The other night I held her in the darkness as she wept, scared she’d have to go to heaven by herself.
“Can’t we go together?” she wailed. “What about my favorite toys, maybe I can bring them?”
It was impossible to hide my own tears, confronted by the weight of mortality and the prospect of someday having to leave or lose my children. While taking care of a baby isn’t easy, being responsible for the inner well-being of one of the people you love most in the world is seriously challenging.
It’s so easy to overlook how everything in life comes in seasons. The sadness I’ve felt in imagining life after the baby phase is the same hesitance I’ve experienced in letting go of other memorable periods, like college, my twenties, the year of planning my wedding. Each time I’ve worried this was as good as it gets, but each time I’ve been awestruck by whatever comes next. I’m keeping faith having older children is no different.

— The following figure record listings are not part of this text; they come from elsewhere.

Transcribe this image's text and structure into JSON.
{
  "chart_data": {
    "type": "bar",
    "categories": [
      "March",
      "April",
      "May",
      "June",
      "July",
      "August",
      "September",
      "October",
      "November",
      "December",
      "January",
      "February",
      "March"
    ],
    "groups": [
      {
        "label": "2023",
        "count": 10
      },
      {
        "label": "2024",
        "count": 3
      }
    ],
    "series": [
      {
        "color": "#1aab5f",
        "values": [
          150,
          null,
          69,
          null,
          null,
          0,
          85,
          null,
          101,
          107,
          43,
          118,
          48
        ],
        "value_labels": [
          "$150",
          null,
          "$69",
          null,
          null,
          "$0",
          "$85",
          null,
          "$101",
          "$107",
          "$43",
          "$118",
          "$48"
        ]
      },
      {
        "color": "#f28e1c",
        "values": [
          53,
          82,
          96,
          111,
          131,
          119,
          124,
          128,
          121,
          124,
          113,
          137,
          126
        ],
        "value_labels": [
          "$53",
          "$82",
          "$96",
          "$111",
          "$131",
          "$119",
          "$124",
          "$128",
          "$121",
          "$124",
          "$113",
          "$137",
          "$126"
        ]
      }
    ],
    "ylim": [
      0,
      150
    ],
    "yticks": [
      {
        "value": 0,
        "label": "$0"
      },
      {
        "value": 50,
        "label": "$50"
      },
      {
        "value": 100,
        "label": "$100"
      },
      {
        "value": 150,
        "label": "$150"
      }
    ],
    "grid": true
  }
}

And, I’m excited. Both times I’ve had a baby, life has crept to stop. I’ve scaled back at work. I’ve learned to survive with few showers, no makeup, my house a mess. I’ve given up a part of myself and it’s been beautiful and downright magical, but it also feels really amazing to reclaim my identity outside of motherhood. I’m writing again, I've been exploring new career paths, I generally sleep through the night, and I’m going to yoga for goodness sakes. It feels damn good.
I’m also looking forward to the future. Pretty soon we’ll be able to travel more easily (at least compared to having a baby) and I’m already making lists. Sweden, Hawaii, New York, Montana… They all await. Two kids means I don’t need a minivan. Two kids means we can likely afford that private school I love and still save for retirement. Two kids is easier than three. I’ll have more focus for a wider range of things.

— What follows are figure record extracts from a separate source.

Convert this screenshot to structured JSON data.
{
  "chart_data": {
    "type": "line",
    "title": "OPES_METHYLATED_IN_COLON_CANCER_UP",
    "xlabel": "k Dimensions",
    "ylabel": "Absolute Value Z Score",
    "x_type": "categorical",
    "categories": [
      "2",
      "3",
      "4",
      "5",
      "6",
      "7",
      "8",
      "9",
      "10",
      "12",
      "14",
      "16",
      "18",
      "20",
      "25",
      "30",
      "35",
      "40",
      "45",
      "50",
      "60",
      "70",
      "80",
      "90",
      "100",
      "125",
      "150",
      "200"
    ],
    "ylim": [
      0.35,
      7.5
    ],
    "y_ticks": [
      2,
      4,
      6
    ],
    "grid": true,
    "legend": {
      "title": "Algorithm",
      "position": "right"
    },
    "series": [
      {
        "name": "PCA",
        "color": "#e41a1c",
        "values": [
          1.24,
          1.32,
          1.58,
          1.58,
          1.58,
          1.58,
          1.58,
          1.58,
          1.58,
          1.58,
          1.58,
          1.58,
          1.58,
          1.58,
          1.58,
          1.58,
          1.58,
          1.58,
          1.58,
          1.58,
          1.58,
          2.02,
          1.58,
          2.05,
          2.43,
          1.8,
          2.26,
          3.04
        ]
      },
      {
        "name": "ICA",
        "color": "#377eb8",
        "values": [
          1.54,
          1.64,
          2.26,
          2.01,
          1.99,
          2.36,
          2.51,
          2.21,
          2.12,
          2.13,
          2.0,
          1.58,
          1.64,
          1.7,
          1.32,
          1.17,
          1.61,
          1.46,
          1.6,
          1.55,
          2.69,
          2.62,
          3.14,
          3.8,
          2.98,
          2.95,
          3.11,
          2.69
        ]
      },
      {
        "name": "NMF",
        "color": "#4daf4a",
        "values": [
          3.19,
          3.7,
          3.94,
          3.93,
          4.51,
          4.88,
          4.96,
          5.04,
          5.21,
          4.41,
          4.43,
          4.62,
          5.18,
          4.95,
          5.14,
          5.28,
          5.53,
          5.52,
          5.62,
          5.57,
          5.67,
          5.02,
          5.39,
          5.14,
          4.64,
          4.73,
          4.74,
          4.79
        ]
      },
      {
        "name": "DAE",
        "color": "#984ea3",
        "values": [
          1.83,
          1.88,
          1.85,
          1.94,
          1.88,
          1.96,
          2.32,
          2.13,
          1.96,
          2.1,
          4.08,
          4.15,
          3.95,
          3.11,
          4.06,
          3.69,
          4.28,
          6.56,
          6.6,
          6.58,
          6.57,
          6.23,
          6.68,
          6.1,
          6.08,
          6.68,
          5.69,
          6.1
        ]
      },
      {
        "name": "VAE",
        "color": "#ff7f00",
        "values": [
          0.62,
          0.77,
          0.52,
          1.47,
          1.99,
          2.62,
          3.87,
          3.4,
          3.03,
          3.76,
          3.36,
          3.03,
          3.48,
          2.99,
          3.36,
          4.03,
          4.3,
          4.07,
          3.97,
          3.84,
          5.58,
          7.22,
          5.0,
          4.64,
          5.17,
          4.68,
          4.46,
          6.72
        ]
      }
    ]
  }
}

Still, there’s a little part of me haunted by a third child. We joke he plays tricks on us, hiding the remote, plastering his name on our frozen television screen and our autocorrected text messages. He’s there when I hold friends' babies and when I see a pregnant woman on social media. He’s there when Grandma laments the passing of time and the growing of my youngest child.

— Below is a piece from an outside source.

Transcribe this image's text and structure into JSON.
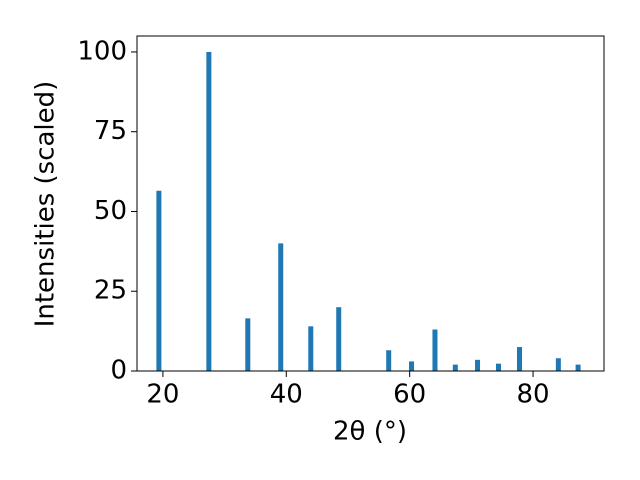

So, should there ever be an accident, my life won’t be ruined. As my husband likes to say, “Fate is inexorable.” But, I think we’ll choose our own fate with our cozy family of four. We’ll see a bit more of the world, we won’t be stretched as far, and I’ll have more attention to focus on the two little loves who already need me, (not to mention all those moments I think three would be pure insanity for us). Letting go of the baby season isn’t easy, but I’m excited for what lies ahead.